Fink has been publicly advocating the importance of considering sustainability when making finance decisions in his highly anticipated annual letters to CEOs.
Fink said Monday he sees demand from investors to put their money in climate technology.
“As an asset manager at the nexus between owners of capital and companies and assets we invest in on behalf of them, we see this playing out every day,” Fink said. “Asset owners are looking for investment opportunities that will come from this historic transition to net zero.”
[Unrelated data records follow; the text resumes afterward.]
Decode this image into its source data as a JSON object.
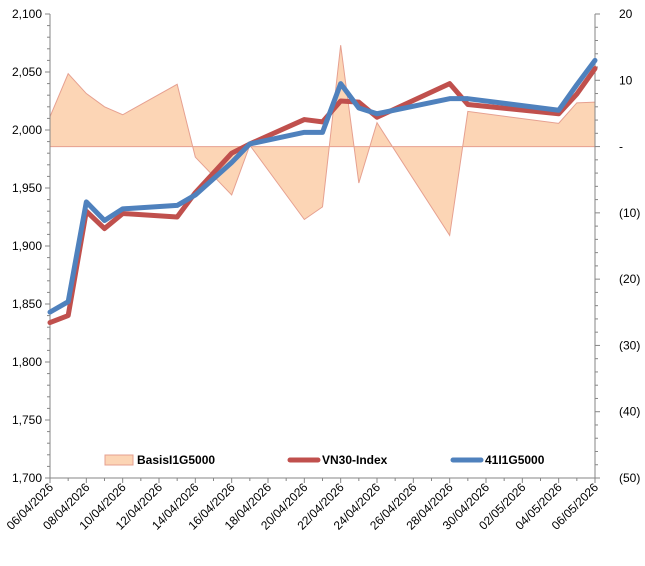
{
  "chart_data": {
    "type": "line",
    "title": "",
    "xlabel": "",
    "ylabel": "",
    "x_tick_labels": [
      "06/04/2026",
      "08/04/2026",
      "10/04/2026",
      "12/04/2026",
      "14/04/2026",
      "16/04/2026",
      "18/04/2026",
      "20/04/2026",
      "22/04/2026",
      "24/04/2026",
      "26/04/2026",
      "28/04/2026",
      "30/04/2026",
      "02/05/2026",
      "04/05/2026",
      "06/05/2026"
    ],
    "x_start": "2026-04-06",
    "x_end": "2026-05-06",
    "y_left": {
      "range": [
        1700,
        2100
      ],
      "ticks": [
        1700,
        1750,
        1800,
        1850,
        1900,
        1950,
        2000,
        2050,
        2100
      ],
      "tick_labels": [
        "1,700",
        "1,750",
        "1,800",
        "1,850",
        "1,900",
        "1,950",
        "2,000",
        "2,050",
        "2,100"
      ]
    },
    "y_right": {
      "range": [
        -50,
        20
      ],
      "ticks": [
        20,
        10,
        0,
        -10,
        -20,
        -30,
        -40,
        -50
      ],
      "tick_labels": [
        "20",
        "10",
        "-",
        "(10)",
        "(20)",
        "(30)",
        "(40)",
        "(50)"
      ]
    },
    "legend_position": "bottom",
    "grid": false,
    "series": [
      {
        "name": "BasisI1G5000",
        "kind": "area",
        "axis": "right",
        "color_fill": "#fcd5b5",
        "color_line": "#e6a090",
        "points": [
          [
            "2026-04-06",
            4.5
          ],
          [
            "2026-04-07",
            11
          ],
          [
            "2026-04-08",
            8
          ],
          [
            "2026-04-09",
            6
          ],
          [
            "2026-04-10",
            4.8
          ],
          [
            "2026-04-13",
            9.4
          ],
          [
            "2026-04-14",
            -1.6
          ],
          [
            "2026-04-16",
            -7.3
          ],
          [
            "2026-04-17",
            0.2
          ],
          [
            "2026-04-20",
            -11
          ],
          [
            "2026-04-21",
            -9.1
          ],
          [
            "2026-04-22",
            15.3
          ],
          [
            "2026-04-23",
            -5.5
          ],
          [
            "2026-04-24",
            3.6
          ],
          [
            "2026-04-28",
            -13.4
          ],
          [
            "2026-04-29",
            5.3
          ],
          [
            "2026-05-04",
            3.5
          ],
          [
            "2026-05-05",
            6.6
          ],
          [
            "2026-05-06",
            6.7
          ]
        ]
      },
      {
        "name": "VN30-Index",
        "kind": "line",
        "axis": "left",
        "color": "#c0504d",
        "points": [
          [
            "2026-04-06",
            1834
          ],
          [
            "2026-04-07",
            1840
          ],
          [
            "2026-04-08",
            1930
          ],
          [
            "2026-04-09",
            1915
          ],
          [
            "2026-04-10",
            1928
          ],
          [
            "2026-04-13",
            1925
          ],
          [
            "2026-04-14",
            1946
          ],
          [
            "2026-04-16",
            1980
          ],
          [
            "2026-04-17",
            1988
          ],
          [
            "2026-04-20",
            2009
          ],
          [
            "2026-04-21",
            2007
          ],
          [
            "2026-04-22",
            2025
          ],
          [
            "2026-04-23",
            2024
          ],
          [
            "2026-04-24",
            2011
          ],
          [
            "2026-04-28",
            2040
          ],
          [
            "2026-04-29",
            2022
          ],
          [
            "2026-05-04",
            2014
          ],
          [
            "2026-05-05",
            2031
          ],
          [
            "2026-05-06",
            2053
          ]
        ]
      },
      {
        "name": "41I1G5000",
        "kind": "line",
        "axis": "left",
        "color": "#4f81bd",
        "points": [
          [
            "2026-04-06",
            1843
          ],
          [
            "2026-04-07",
            1852
          ],
          [
            "2026-04-08",
            1938
          ],
          [
            "2026-04-09",
            1922
          ],
          [
            "2026-04-10",
            1932
          ],
          [
            "2026-04-13",
            1935
          ],
          [
            "2026-04-14",
            1944
          ],
          [
            "2026-04-16",
            1972
          ],
          [
            "2026-04-17",
            1988
          ],
          [
            "2026-04-20",
            1998
          ],
          [
            "2026-04-21",
            1998
          ],
          [
            "2026-04-22",
            2040
          ],
          [
            "2026-04-23",
            2019
          ],
          [
            "2026-04-24",
            2014
          ],
          [
            "2026-04-28",
            2027
          ],
          [
            "2026-04-29",
            2027
          ],
          [
            "2026-05-04",
            2017
          ],
          [
            "2026-05-05",
            2039
          ],
          [
            "2026-05-06",
            2060
          ]
        ]
      }
    ]
  }
}
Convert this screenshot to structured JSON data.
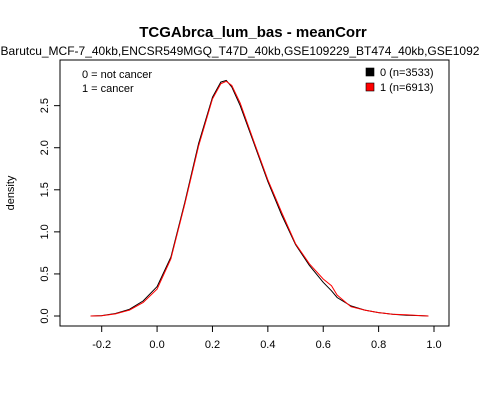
{
  "chart_data": {
    "type": "line",
    "title": "TCGAbrca_lum_bas - meanCorr",
    "subtitle": "Barutcu_MCF-7_40kb,ENCSR549MGQ_T47D_40kb,GSE109229_BT474_40kb,GSE1092",
    "xlabel": "",
    "ylabel": "density",
    "xlim": [
      -0.3,
      1.0
    ],
    "ylim": [
      0,
      2.9
    ],
    "xticks": [
      "-0.2",
      "0.0",
      "0.2",
      "0.4",
      "0.6",
      "0.8",
      "1.0"
    ],
    "yticks": [
      "0.0",
      "0.5",
      "1.0",
      "1.5",
      "2.0",
      "2.5"
    ],
    "annotations": [
      "0 = not cancer",
      "1 = cancer"
    ],
    "legend_position": "top-right",
    "grid": false,
    "series": [
      {
        "name": "0 (n=3533)",
        "color": "#000000",
        "x": [
          -0.24,
          -0.2,
          -0.15,
          -0.1,
          -0.05,
          0.0,
          0.05,
          0.1,
          0.15,
          0.2,
          0.23,
          0.25,
          0.27,
          0.3,
          0.35,
          0.4,
          0.45,
          0.5,
          0.55,
          0.6,
          0.63,
          0.65,
          0.7,
          0.75,
          0.8,
          0.85,
          0.9,
          0.95,
          0.98
        ],
        "values": [
          0.0,
          0.005,
          0.03,
          0.08,
          0.18,
          0.35,
          0.7,
          1.35,
          2.05,
          2.6,
          2.78,
          2.8,
          2.72,
          2.5,
          2.05,
          1.6,
          1.2,
          0.85,
          0.6,
          0.4,
          0.3,
          0.22,
          0.12,
          0.07,
          0.04,
          0.02,
          0.01,
          0.005,
          0.0
        ]
      },
      {
        "name": "1 (n=6913)",
        "color": "#ff0000",
        "x": [
          -0.24,
          -0.2,
          -0.15,
          -0.1,
          -0.05,
          0.0,
          0.05,
          0.1,
          0.15,
          0.2,
          0.23,
          0.25,
          0.27,
          0.3,
          0.35,
          0.4,
          0.45,
          0.5,
          0.55,
          0.6,
          0.63,
          0.65,
          0.7,
          0.75,
          0.8,
          0.85,
          0.9,
          0.95,
          0.98
        ],
        "values": [
          0.0,
          0.004,
          0.025,
          0.07,
          0.16,
          0.32,
          0.68,
          1.33,
          2.02,
          2.58,
          2.76,
          2.79,
          2.74,
          2.53,
          2.07,
          1.62,
          1.23,
          0.86,
          0.62,
          0.44,
          0.36,
          0.25,
          0.11,
          0.07,
          0.04,
          0.02,
          0.015,
          0.005,
          0.0
        ]
      }
    ]
  }
}
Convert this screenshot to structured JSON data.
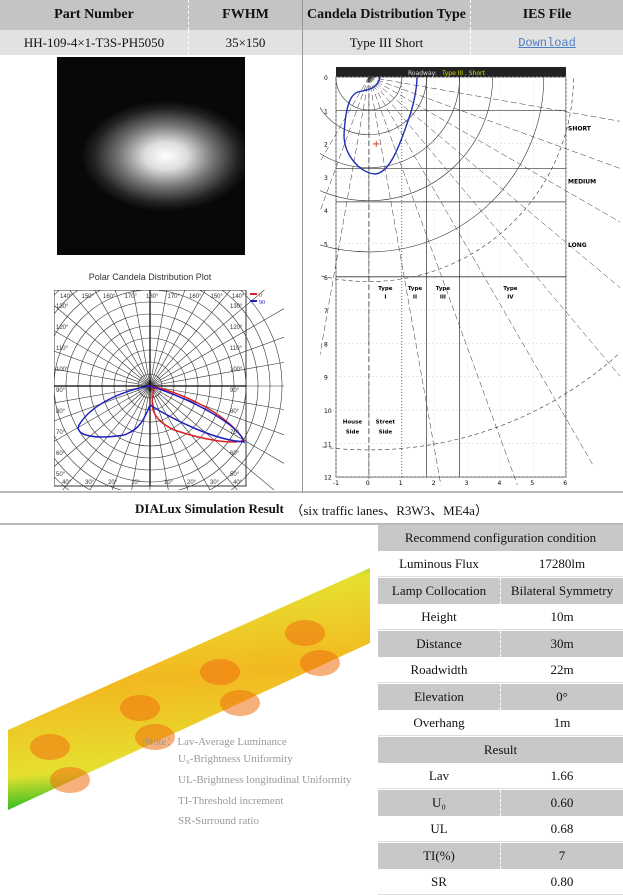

Recently, Bill Gates publicly articulated his belief that there will be a significant amount of money made in climate tech. Gates, who is best known for co-founding Microsoft, invests in clean tech through his firm Breakthrough Energy Ventures, which also counts Amazon founder Jeff Bezos, Michael Bloomberg and Ray Dalio as investors.
“There will be eight Teslas, 10 Teslas,” Gates said in an interview that aired Wednesday as part of the virtual SOSV Climate Tech Summit. “There will be, you know, Microsoft, Google, Amazon-type companies that come out of this space.”
In his talk in Saudi Arabia on Monday, Fink discussed the importance of capital being invested in green technology equitably around the globe.
Currently, climate friendly technologies are, generally speaking, more expensive than their carbon emitting counterparts.
“The price differences is sometimes described as a green premium. For example, sustainable aviation fuel costs at least 140% more than kerosene,” Fink said.
Organizations like the International Monetary Fund and the World Bank “must play a critical role” in helping to ensure capital is invested in green climate technology in developing nations, Fink said.
“Investments in low carbon projects in emerging markets will need to be more than a trillion dollars a year — more than six times the current rate of investments of about $150 billion a year,” Fink said.
To bring down the “green premium” and make clean technologies more affordable will require significant capital investments, especially and including in the developing world, Fink said.
Also, Fink said BlackRock would not divest from hydrocarbon companies.
“We are supportive of the hydrocarbon companies. And we believe they will be part of the solution of this green revolution of this new green technology,” Fink said.
In particular, hydrocarbon companies are “at the forefront of developing methods of carbon capture, and storage, which will play a major role in removing the carbon emissions we will continue to produce,” Fink said.